Production Systems Technologies, Inc.
Abstract: CLIPS/R2 is a new implementation of the widely-used CLIPS rule-based language. CLIPS/R2 uses the Rete II match algorithm, a very advanced version of the industry-standard Rete match algorithm. This paper details the results of benchmarking CLIPS/R2 against the most recent preceding version of CLIPS, CLIPS 6.04. Only standard, independently-developed benchmark programs were run. CLIPS/R2 is several faster than CLIPS 6.04 on moderately complex problems, and on very complex problems it is more than 100 times faster than CLIPS 6.04.

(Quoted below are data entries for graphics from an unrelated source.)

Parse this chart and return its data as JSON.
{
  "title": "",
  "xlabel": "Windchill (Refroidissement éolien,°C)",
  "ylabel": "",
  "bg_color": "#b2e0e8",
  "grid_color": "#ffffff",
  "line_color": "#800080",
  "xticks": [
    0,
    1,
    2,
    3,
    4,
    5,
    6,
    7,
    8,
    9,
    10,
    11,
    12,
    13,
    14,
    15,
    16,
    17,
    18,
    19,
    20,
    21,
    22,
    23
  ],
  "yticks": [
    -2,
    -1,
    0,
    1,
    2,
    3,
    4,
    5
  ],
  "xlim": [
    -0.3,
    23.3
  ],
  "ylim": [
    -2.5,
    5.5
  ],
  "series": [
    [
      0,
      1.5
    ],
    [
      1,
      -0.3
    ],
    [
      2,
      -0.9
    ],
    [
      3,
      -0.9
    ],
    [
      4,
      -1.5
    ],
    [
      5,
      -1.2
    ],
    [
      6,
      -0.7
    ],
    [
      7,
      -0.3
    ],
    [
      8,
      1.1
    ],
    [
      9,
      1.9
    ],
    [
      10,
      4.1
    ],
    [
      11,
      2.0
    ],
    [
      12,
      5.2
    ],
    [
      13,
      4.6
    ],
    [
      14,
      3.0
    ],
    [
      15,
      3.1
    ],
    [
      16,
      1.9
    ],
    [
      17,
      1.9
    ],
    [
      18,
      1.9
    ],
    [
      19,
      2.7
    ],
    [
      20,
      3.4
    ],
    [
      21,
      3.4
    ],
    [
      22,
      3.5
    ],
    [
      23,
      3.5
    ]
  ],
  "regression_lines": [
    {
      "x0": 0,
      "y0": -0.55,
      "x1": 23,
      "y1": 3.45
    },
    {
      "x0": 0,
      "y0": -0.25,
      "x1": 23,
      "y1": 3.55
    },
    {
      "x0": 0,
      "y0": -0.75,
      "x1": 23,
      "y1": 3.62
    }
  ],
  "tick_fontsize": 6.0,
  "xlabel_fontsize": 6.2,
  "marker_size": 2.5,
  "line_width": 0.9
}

CLIPS/R2 is a new implementation of the popular CLIPS rule-based system. This paper contains an evaluation of the execution speeds of CLIPS/R2 and CLIPS 6.04. Two benchmark programs are used, Waltz and Manners. Both of these programs permit the amount of data operated on by the rules to be varied. By increasing the amount of data, these benchmarks can be scaled from fairly simple to quite complex. (As will be seen below, the runtimes on a system like CLIPS 6.04 increase from a few seconds to over two hours.) These programs were all independently developed; to insure the fairness of the results, we are not using any benchmarks written by Production Systems Technologies.
A SUN Sparcstation 4 was used in the study. The SUN Sparcworks C compiler was used, and both systems were compiled with the optimization switch -O. The times() system call was used to measure user plus system time. To improve the accuracy of the results, the rule sets that finished in less than 100 seconds were run multiple times, and the run times were averaged.
2. The Manners Benchmark
The Manners benchmark program is from the suite of benchmarks collected by Dr. Daniel Miranker's group at the University of Texas. Manners scales by increasing the number of working memory elements the rules have to deal with. In the smallest problem reported below, working memory has an average of about 400 facts. In the biggest problem, working memory averages over 2700 facts. At times during the runs for the bigger problems, the conflict can also grow large, though the average size of the conflict set for even the longest run is less than 100 activations.
Manners assigns seats to guests at a dinner party, seating people on the basis of their sexes and their hobbies. It attempts to put people of different sexes and with common hobbies next to each other. The amount of work this program does depends on the number of guests at the party. We ran this problem with from 32 to 96 guests. The results are shown in Table 1.
Table 1. Run Times for CLIPS 6.04 and CLIPS/R2 on Manners.
Note that CLIPS/R2's speed advantage increases as the problem scales up. This is due to the Rete II algorithm used by CLIPS/R2. CLIPS 6.04 uses the standard Rete algorithm., and Rete II is better able to handle large working memories and large numbers of full and partial rule matches than the earlier algorithm.
3. The Waltz Benchmark
The Waltz benchmark program also comes from the University of Texas benchmark suite. Like Manners, this program has a fixed number of rules, and scaling is achieved by giving the program bigger and bigger problems to work on. The condition parts of the rules in this system are more complex than the conditions in Manners.
This program performs Waltz labeling. That is, it is presented with a collection of lines such as might be found by an edge detector in a computer vision system. It applies a set of constraints to the lines in order to create a labeling for them. The labels indicate how the lines correspond to edges in a three-dimensional scene. Four runs of this program were made, with the number of regions to be labeled varying from 12 to 50. Unlike the other program, Waltz produces a large amount of output. The amount of output would be sufficient to skew the results for the smaller problems. As it comes from the University of Texas benchmark library, the program has the output statements commented out. For the timing runs, we left them commented out.
Table 2. Run Times for CLIPS 6.04 and CLIPS/R2 on Waltz.
These benchmark programs test the ability of rule based systems to deal with large working memories and large numbers of full and partial matches for the rules. Benchmarks of this nature are interesting because they are the best predictors of how well a rule interpreter can handle complex rule bases. When a rule-based system has performance problems, it is almost always the result of the rules having to deal with more data than the match algorithm can handle efficiently. (The number of rules in the system does not affect performance much in modern systems because standard algorithms can easily handle large numbers of rules.) Rete II was developed specifically to make it possible for rule systems to deal efficiently with large amounts of data as well as large numbers of rules. On very simple rule sets, Rete II based CLIPS/R2 is about the same speed as CLIPS 6.04. But as the tables above illustrate, CLIPS/R2 is dramatically faster then CLIPS 6.04 on problems involving large amounts of data.
We wish to express our appreciation to Dr. Miranker and his associates at the University of Texas for creating the rule benchmark suite and making it available to the community at large.